Depuis 1903, la multinationale RCA Victor a offert toute la gamme de services permettant de mettre en marché les enregistrements sonores. Plusieurs compagnies ont occupé les locaux de l´usine Berliner. Victor Talking Machine Company achète la Berliner Gramophone Company of Canada et sa filiale His Master's Voice en 1924. Victor avait l'oeil sur l'usine de Montréal, concurrente de l'usine de Camden au New Jersey. Avant qu'Herbert Berliner ne fonde Compo (voir studio de Berliner), la compagnie Victor n´apprécie guère l'essor des disques canadiens, au détriment de ceux pressés aux États-Unis. Victor publie commercialement le premier enregistrement électrique en 1925. En 1929, la compagnie Radio Corporation of America (RCA) acquiert à Montréal la Victor Talking Machine Company et devient la RCA - Victor.

En 1943, un vaste studio à la fine pointe de la technologie de l'époque est construit par RCA Victor à Saint-Henri, dans un local adjacent à l'usine (voir studio Victor).

En 1949, RCA Victor lance le 45 tours, dont ses séries en vinyle rouge, jaune ou vert.
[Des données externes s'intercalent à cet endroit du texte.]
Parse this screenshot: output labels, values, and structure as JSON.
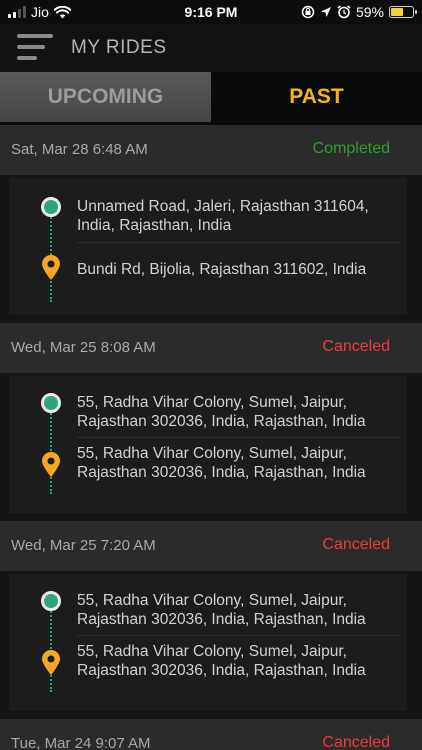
{
  "status_bar": {
    "carrier": "Jio",
    "time": "9:16 PM",
    "battery_percent": "59%",
    "battery_level": 0.59,
    "icons": [
      "signal-icon",
      "wifi-icon",
      "screen-lock-icon",
      "location-arrow-icon",
      "alarm-icon",
      "battery-icon"
    ]
  },
  "header": {
    "title": "MY RIDES",
    "menu_icon": "hamburger-menu-icon"
  },
  "tabs": [
    {
      "label": "UPCOMING",
      "active": false
    },
    {
      "label": "PAST",
      "active": true
    }
  ],
  "colors": {
    "accent": "#f2b51d",
    "completed": "#2f9e2f",
    "canceled": "#f03b3b",
    "route_green": "#2fa37a",
    "pin_orange": "#f5a623"
  },
  "rides": [
    {
      "date": "Sat, Mar 28 6:48 AM",
      "status": "Completed",
      "pickup": "Unnamed Road, Jaleri, Rajasthan 311604, India, Rajasthan, India",
      "dropoff": "Bundi Rd, Bijolia, Rajasthan 311602, India"
    },
    {
      "date": "Wed, Mar 25 8:08 AM",
      "status": "Canceled",
      "pickup": "55, Radha Vihar Colony, Sumel, Jaipur, Rajasthan 302036, India, Rajasthan, India",
      "dropoff": "55, Radha Vihar Colony, Sumel, Jaipur, Rajasthan 302036, India, Rajasthan, India"
    },
    {
      "date": "Wed, Mar 25 7:20 AM",
      "status": "Canceled",
      "pickup": "55, Radha Vihar Colony, Sumel, Jaipur, Rajasthan 302036, India, Rajasthan, India",
      "dropoff": "55, Radha Vihar Colony, Sumel, Jaipur, Rajasthan 302036, India, Rajasthan, India"
    },
    {
      "date": "Tue, Mar 24 9:07 AM",
      "status": "Canceled",
      "pickup": "",
      "dropoff": ""
    }
  ]
}
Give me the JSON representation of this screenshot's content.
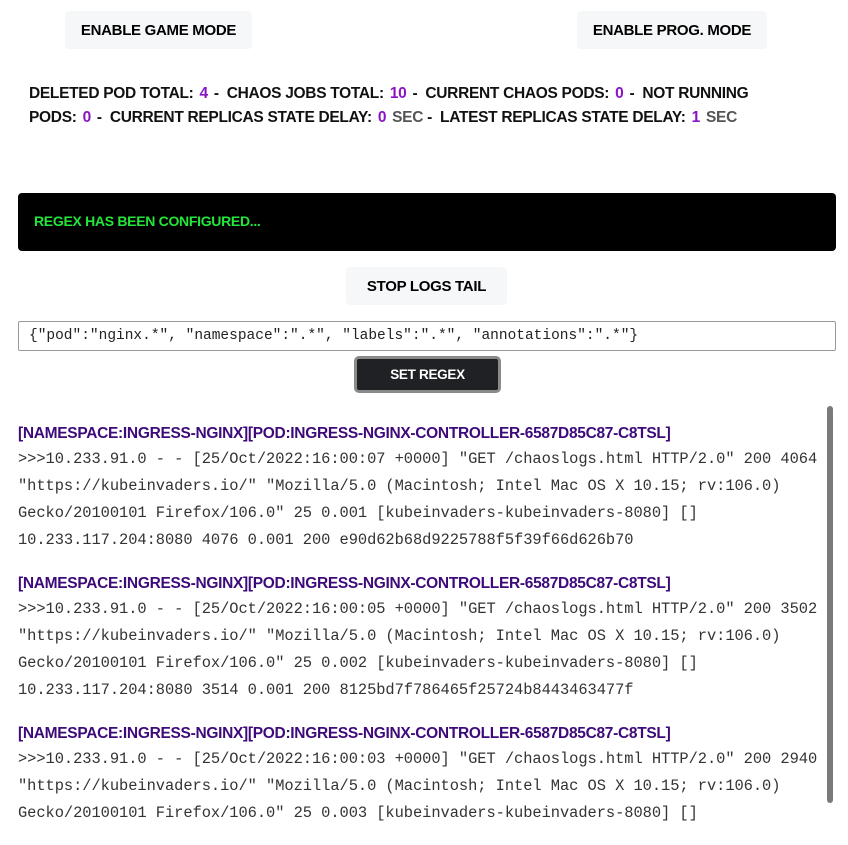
{
  "buttons": {
    "game_mode": "Enable Game Mode",
    "prog_mode": "Enable Prog. Mode",
    "stop_logs": "Stop Logs Tail",
    "set_regex": "Set Regex"
  },
  "stats": {
    "deleted_pod_label": "Deleted Pod Total:",
    "deleted_pod": "4",
    "chaos_jobs_label": "Chaos Jobs Total:",
    "chaos_jobs": "10",
    "current_chaos_label": "Current Chaos Pods:",
    "current_chaos": "0",
    "not_running_label": "Not Running Pods:",
    "not_running": "0",
    "current_delay_label": "Current Replicas State Delay:",
    "current_delay": "0",
    "latest_delay_label": "Latest Replicas State Delay:",
    "latest_delay": "1",
    "unit": "sec",
    "sep": "-"
  },
  "console": {
    "message": "Regex has been configured..."
  },
  "regex": {
    "value": "{\"pod\":\"nginx.*\", \"namespace\":\".*\", \"labels\":\".*\", \"annotations\":\".*\"}"
  },
  "logs": [
    {
      "header": "[namespace:ingress-nginx][pod:ingress-nginx-controller-6587d85c87-c8tsl]",
      "text": ">>>10.233.91.0 - - [25/Oct/2022:16:00:07 +0000] \"GET /chaoslogs.html HTTP/2.0\" 200 4064 \"https://kubeinvaders.io/\" \"Mozilla/5.0 (Macintosh; Intel Mac OS X 10.15; rv:106.0) Gecko/20100101 Firefox/106.0\" 25 0.001 [kubeinvaders-kubeinvaders-8080] [] 10.233.117.204:8080 4076 0.001 200 e90d62b68d9225788f5f39f66d626b70"
    },
    {
      "header": "[namespace:ingress-nginx][pod:ingress-nginx-controller-6587d85c87-c8tsl]",
      "text": ">>>10.233.91.0 - - [25/Oct/2022:16:00:05 +0000] \"GET /chaoslogs.html HTTP/2.0\" 200 3502 \"https://kubeinvaders.io/\" \"Mozilla/5.0 (Macintosh; Intel Mac OS X 10.15; rv:106.0) Gecko/20100101 Firefox/106.0\" 25 0.002 [kubeinvaders-kubeinvaders-8080] [] 10.233.117.204:8080 3514 0.001 200 8125bd7f786465f25724b8443463477f"
    },
    {
      "header": "[namespace:ingress-nginx][pod:ingress-nginx-controller-6587d85c87-c8tsl]",
      "text": ">>>10.233.91.0 - - [25/Oct/2022:16:00:03 +0000] \"GET /chaoslogs.html HTTP/2.0\" 200 2940 \"https://kubeinvaders.io/\" \"Mozilla/5.0 (Macintosh; Intel Mac OS X 10.15; rv:106.0) Gecko/20100101 Firefox/106.0\" 25 0.003 [kubeinvaders-kubeinvaders-8080] []"
    }
  ],
  "colors": {
    "value": "#8a14c4",
    "console_text": "#22e63a",
    "log_header": "#3d0a7a"
  }
}
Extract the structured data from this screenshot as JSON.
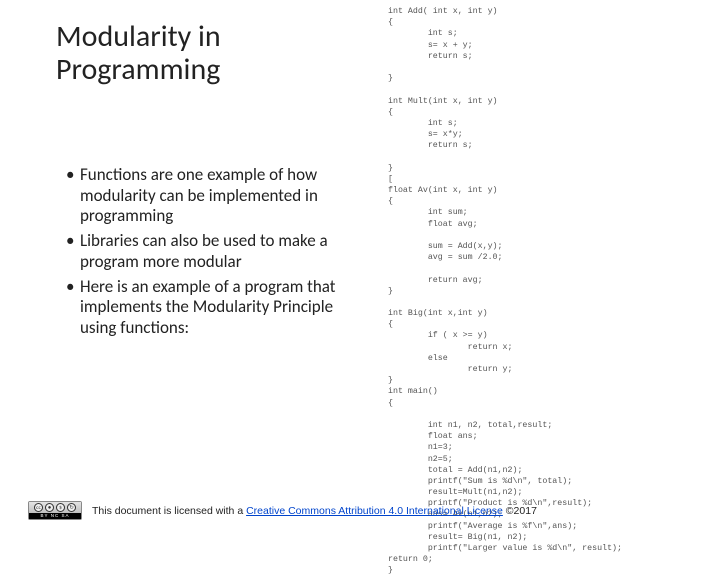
{
  "title_line1": "Modularity in",
  "title_line2": "Programming",
  "bullets": [
    "Functions are one example of how modularity can be implemented in programming",
    "Libraries can also be used to make a program more modular",
    "Here is an example of a program that implements the Modularity Principle using functions:"
  ],
  "code": "int Add( int x, int y)\n{\n        int s;\n        s= x + y;\n        return s;\n\n}\n\nint Mult(int x, int y)\n{\n        int s;\n        s= x*y;\n        return s;\n\n}\n[\nfloat Av(int x, int y)\n{\n        int sum;\n        float avg;\n\n        sum = Add(x,y);\n        avg = sum /2.0;\n\n        return avg;\n}\n\nint Big(int x,int y)\n{\n        if ( x >= y)\n                return x;\n        else\n                return y;\n}\nint main()\n{\n\n        int n1, n2, total,result;\n        float ans;\n        n1=3;\n        n2=5;\n        total = Add(n1,n2);\n        printf(\"Sum is %d\\n\", total);\n        result=Mult(n1,n2);\n        printf(\"Product is %d\\n\",result);\n        ans= Av(n1,n2);\n        printf(\"Average is %f\\n\",ans);\n        result= Big(n1, n2);\n        printf(\"Larger value is %d\\n\", result);\nreturn 0;\n}",
  "footer": {
    "prefix": "This document is licensed with a ",
    "link_text": "Creative Commons Attribution 4.0 International License",
    "suffix": " ©2017",
    "cc_label": "BY NC SA"
  }
}
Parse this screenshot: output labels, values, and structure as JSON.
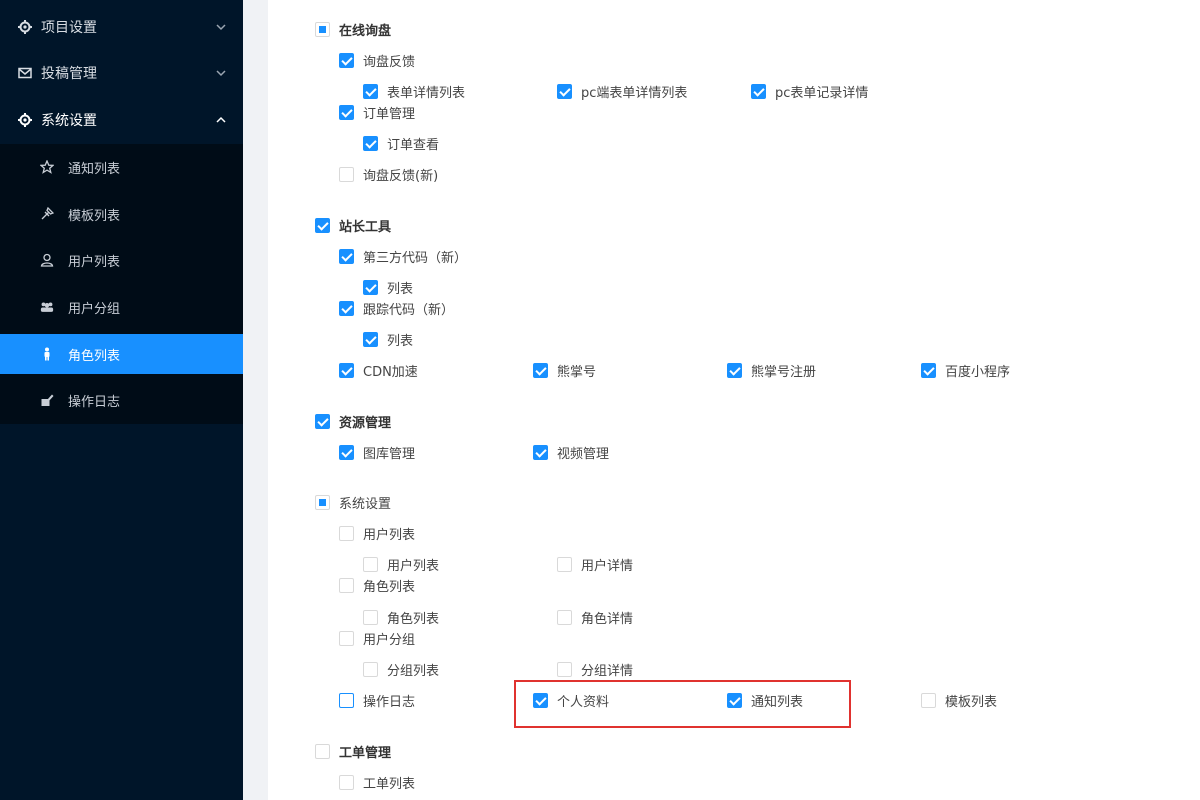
{
  "sidebar": {
    "menu": [
      {
        "label": "项目设置",
        "icon": "gear-icon"
      },
      {
        "label": "投稿管理",
        "icon": "mail-icon"
      },
      {
        "label": "系统设置",
        "icon": "gear-icon"
      }
    ],
    "submenu": [
      {
        "label": "通知列表",
        "icon": "star-icon"
      },
      {
        "label": "模板列表",
        "icon": "pin-icon"
      },
      {
        "label": "用户列表",
        "icon": "user-icon"
      },
      {
        "label": "用户分组",
        "icon": "group-icon"
      },
      {
        "label": "角色列表",
        "icon": "person-icon",
        "active": true
      },
      {
        "label": "操作日志",
        "icon": "edit-icon"
      }
    ]
  },
  "permissions": {
    "inquiry": {
      "label": "在线询盘",
      "state": "indeterminate",
      "feedback": {
        "label": "询盘反馈",
        "state": "checked"
      },
      "form_detail_list": {
        "label": "表单详情列表",
        "state": "checked"
      },
      "pc_form_detail_list": {
        "label": "pc端表单详情列表",
        "state": "checked"
      },
      "pc_form_record": {
        "label": "pc表单记录详情",
        "state": "checked"
      },
      "order_mgmt": {
        "label": "订单管理",
        "state": "checked"
      },
      "order_view": {
        "label": "订单查看",
        "state": "checked"
      },
      "feedback_new": {
        "label": "询盘反馈(新)",
        "state": "unchecked"
      }
    },
    "webmaster": {
      "label": "站长工具",
      "state": "checked",
      "third_party_code": {
        "label": "第三方代码（新）",
        "state": "checked"
      },
      "third_party_list": {
        "label": "列表",
        "state": "checked"
      },
      "tracking_code": {
        "label": "跟踪代码（新）",
        "state": "checked"
      },
      "tracking_list": {
        "label": "列表",
        "state": "checked"
      },
      "cdn": {
        "label": "CDN加速",
        "state": "checked"
      },
      "xiongzhang": {
        "label": "熊掌号",
        "state": "checked"
      },
      "xiongzhang_reg": {
        "label": "熊掌号注册",
        "state": "checked"
      },
      "baidu_mini": {
        "label": "百度小程序",
        "state": "checked"
      }
    },
    "resources": {
      "label": "资源管理",
      "state": "checked",
      "gallery": {
        "label": "图库管理",
        "state": "checked"
      },
      "video": {
        "label": "视频管理",
        "state": "checked"
      }
    },
    "system": {
      "label": "系统设置",
      "state": "indeterminate",
      "user_list": {
        "label": "用户列表",
        "state": "unchecked"
      },
      "user_list_sub": {
        "label": "用户列表",
        "state": "unchecked"
      },
      "user_detail": {
        "label": "用户详情",
        "state": "unchecked"
      },
      "role_list": {
        "label": "角色列表",
        "state": "unchecked"
      },
      "role_list_sub": {
        "label": "角色列表",
        "state": "unchecked"
      },
      "role_detail": {
        "label": "角色详情",
        "state": "unchecked"
      },
      "user_group": {
        "label": "用户分组",
        "state": "unchecked"
      },
      "group_list": {
        "label": "分组列表",
        "state": "unchecked"
      },
      "group_detail": {
        "label": "分组详情",
        "state": "unchecked"
      },
      "op_log": {
        "label": "操作日志",
        "state": "unchecked"
      },
      "profile": {
        "label": "个人资料",
        "state": "checked"
      },
      "notice_list": {
        "label": "通知列表",
        "state": "checked"
      },
      "template_list": {
        "label": "模板列表",
        "state": "unchecked"
      }
    },
    "ticket": {
      "label": "工单管理",
      "state": "unchecked",
      "ticket_list": {
        "label": "工单列表",
        "state": "unchecked"
      }
    }
  },
  "colors": {
    "sidebar": "#001529",
    "submenu": "#000c17",
    "accent": "#1890ff",
    "highlight": "#e0322f"
  }
}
D'abord conçu pour concurrencer le 33 tours, RCA adopte ce format pour la musique classique, et destine le 45 tours aux succès populaires. Dans les années 1950, la demande commence à se diversifier avec le boom économique de l'après-guerre et l'affirmation d'une génération qui s'imprègne à fond de la société de consommation. Lors de cette décade, RCA Victor ouvrira un autre studio, à proximité de l´actuel station de métro Guy - Concordia, consacré à l´enregistrement de la musique populaire et à la publicité.

L´essor de l´entreprise à Montréal se poursuit, obligeant en 1967 la compagnie à construire un autre studio à la fine pointe des développements acoustiques et techniques (voir studio Marko), sur la rue La Gauchetière. RCA acquiert un magnétophone Ampex 350 trois pistes. RCA continue d´être la pierre angulaire de l´industrie du disque, offrant des services de gravure, de matriçage (mastering) et de pressage, contrairement aux autres studios concurrents. À partir de la fin des années 1950, les studios indépendants profitent de la concurrence entre RCA et London pour la gravure et le matriçage (mastering) des disques.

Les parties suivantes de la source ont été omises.